Location
- Country: Uganda
- Coordinates: 01°02′59″S 30°27′29″E﻿ / ﻿1.04972°S 30.45806°E
- General direction: East to West
- From: Mirama Hills, Uganda
- Passes through: Rushenyi
- To: Kabale, Uganda

Ownership information
- Owner: Government of Uganda
- Partners: Islamic Development Bank
- Operator: Uganda Electricity Transmission Company Limited

Construction information
- Construction started: December 2020
- Expected: 12 February 2024

Technical information
- Current type: AC
- Total length: 85 km (53 mi)
- AC voltage: 132kV
- No. of circuits: 2

= Mirama–Kabale High Voltage Power Line =

Ugandan high voltage electricity transmission line

The Mirama–Kabale High Voltage Power Line is a high voltage electricity power line, connecting the high voltage substation in the town of Mirama Hills, in the Western Region to another high voltage substation in te city of Kabale, also in the Western Region of Uganda.

==Location==
The 132 kilo Volt power line starts at the Uganda Electricity Transmission Company Limited (UETCL) 132kV substation at Mirama Hills, in Ntungamo District, at the international border with Rwanda. From there it travels westwards to the town of Rushenyi, Ntungamo District, a road distance of approximately 47 km.
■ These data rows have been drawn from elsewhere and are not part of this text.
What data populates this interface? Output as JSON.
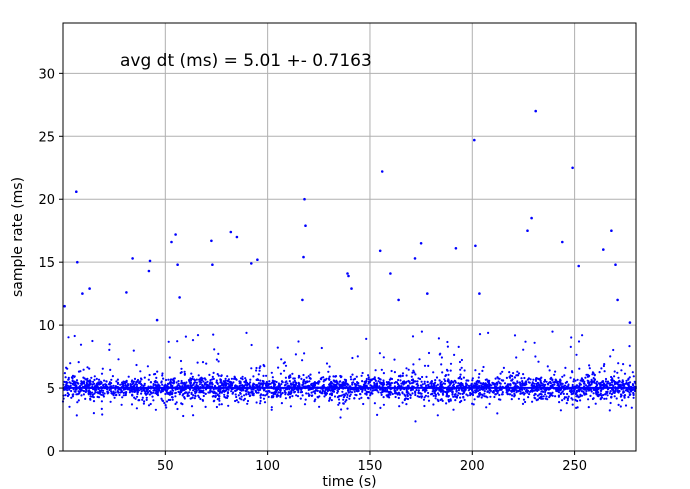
{
  "chart_data": {
    "type": "scatter",
    "title": "",
    "annotation": "avg dt (ms) = 5.01 +- 0.7163",
    "xlabel": "time (s)",
    "ylabel": "sample rate (ms)",
    "xlim": [
      0,
      280
    ],
    "ylim": [
      0,
      34
    ],
    "x_ticks": [
      50,
      100,
      150,
      200,
      250
    ],
    "y_ticks": [
      0,
      5,
      10,
      15,
      20,
      25,
      30
    ],
    "grid": true,
    "marker_color": "#0000ff",
    "series": [
      {
        "summary": {
          "mean": 5.01,
          "std": 0.7163,
          "x_range": [
            0,
            280
          ],
          "points_approx": 14000
        },
        "outliers": [
          [
            0.8,
            11.5
          ],
          [
            6.5,
            20.6
          ],
          [
            7.0,
            15.0
          ],
          [
            9.5,
            12.5
          ],
          [
            13.0,
            12.9
          ],
          [
            31.0,
            12.6
          ],
          [
            34.0,
            15.3
          ],
          [
            42.0,
            14.3
          ],
          [
            42.5,
            15.1
          ],
          [
            46.0,
            10.4
          ],
          [
            53.0,
            16.6
          ],
          [
            55.0,
            17.2
          ],
          [
            56.0,
            14.8
          ],
          [
            57.0,
            12.2
          ],
          [
            72.5,
            16.7
          ],
          [
            73.0,
            14.8
          ],
          [
            82.0,
            17.4
          ],
          [
            85.0,
            17.0
          ],
          [
            92.0,
            14.9
          ],
          [
            95.0,
            15.2
          ],
          [
            118.0,
            20.0
          ],
          [
            118.5,
            17.9
          ],
          [
            117.5,
            15.4
          ],
          [
            117.0,
            12.0
          ],
          [
            139.0,
            14.1
          ],
          [
            139.5,
            13.9
          ],
          [
            141.0,
            12.9
          ],
          [
            155.0,
            15.9
          ],
          [
            156.0,
            22.2
          ],
          [
            160.0,
            14.1
          ],
          [
            164.0,
            12.0
          ],
          [
            172.0,
            15.3
          ],
          [
            175.0,
            16.5
          ],
          [
            178.0,
            12.5
          ],
          [
            192.0,
            16.1
          ],
          [
            201.0,
            24.7
          ],
          [
            201.5,
            16.3
          ],
          [
            203.5,
            12.5
          ],
          [
            227.0,
            17.5
          ],
          [
            229.0,
            18.5
          ],
          [
            231.0,
            27.0
          ],
          [
            244.0,
            16.6
          ],
          [
            249.0,
            22.5
          ],
          [
            252.0,
            14.7
          ],
          [
            264.0,
            16.0
          ],
          [
            268.0,
            17.5
          ],
          [
            270.0,
            14.8
          ],
          [
            271.0,
            12.0
          ],
          [
            277.0,
            10.2
          ]
        ]
      }
    ]
  }
}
From Rushenyi, the power line takes a general southwesterly direction and travels to Kabale, in Kabale District, a distance of approximately 47.2 km, from Rushenyi. The power line does not follow the road all the time as is slightly shorter, measuring a total of 85 km.

==Overview==
The power line was developed as part of plans to improve grid power delivery and reliability to the districts in the Kigezi sub-region and to deliver high voltage electricity to Kabale, the largest city in Kigezi. The other consideration is to evacuate power generated by Kikagati Hydroelectric Power Station (16 megawatts) and Nshungyezi Hydroelectric Power Station (39 megawatts) and transmit it to Kabale for industrial, commercial and domestic use. A loan obtained from the Islamic Development Bank (IsDB), was used in funding the construction of this power line, including 132/33kV substations at Mirama Hills and Kabale. In addition, funded by that same loan, is the construction of 531.08 km medium voltage (33kV and 11kV) distribution lines and 584.54 km low voltage (415V and 214V) lines. Also, a total of 377 transformers (25kVA, 50kVA, 100kVA & 200kVA) will be installed, together with 14,185 last-mile customer connections.

==Construction and funding==
Work on this power transmission line began in 2014. In 2015, the Islamic Development Bank agreed to lend the government of Uganda US$83,750,000 to build this power line and Opuyo–Moroto High Voltage Power Line. As of June 2019, procurement of a contractor for the Mirama–Kabale Transmission Line was ongoing. In February 2026, Ugandan online media reported the total cost of the entire project was UGX340 billion (approximately US$94,282,000).

The engineering, procurement and construction (EPC) contract was awarded to a joint venture enterprise comprising (a) Colenco Consulting Nigeria Limited (b) CCC-GTSCC Consortium of Nigeria and Ceylex Engineering Private Limited of Sri Lanka. The completed transmission line was commercially brought online in December 2024 and politically commissioned in February 2025.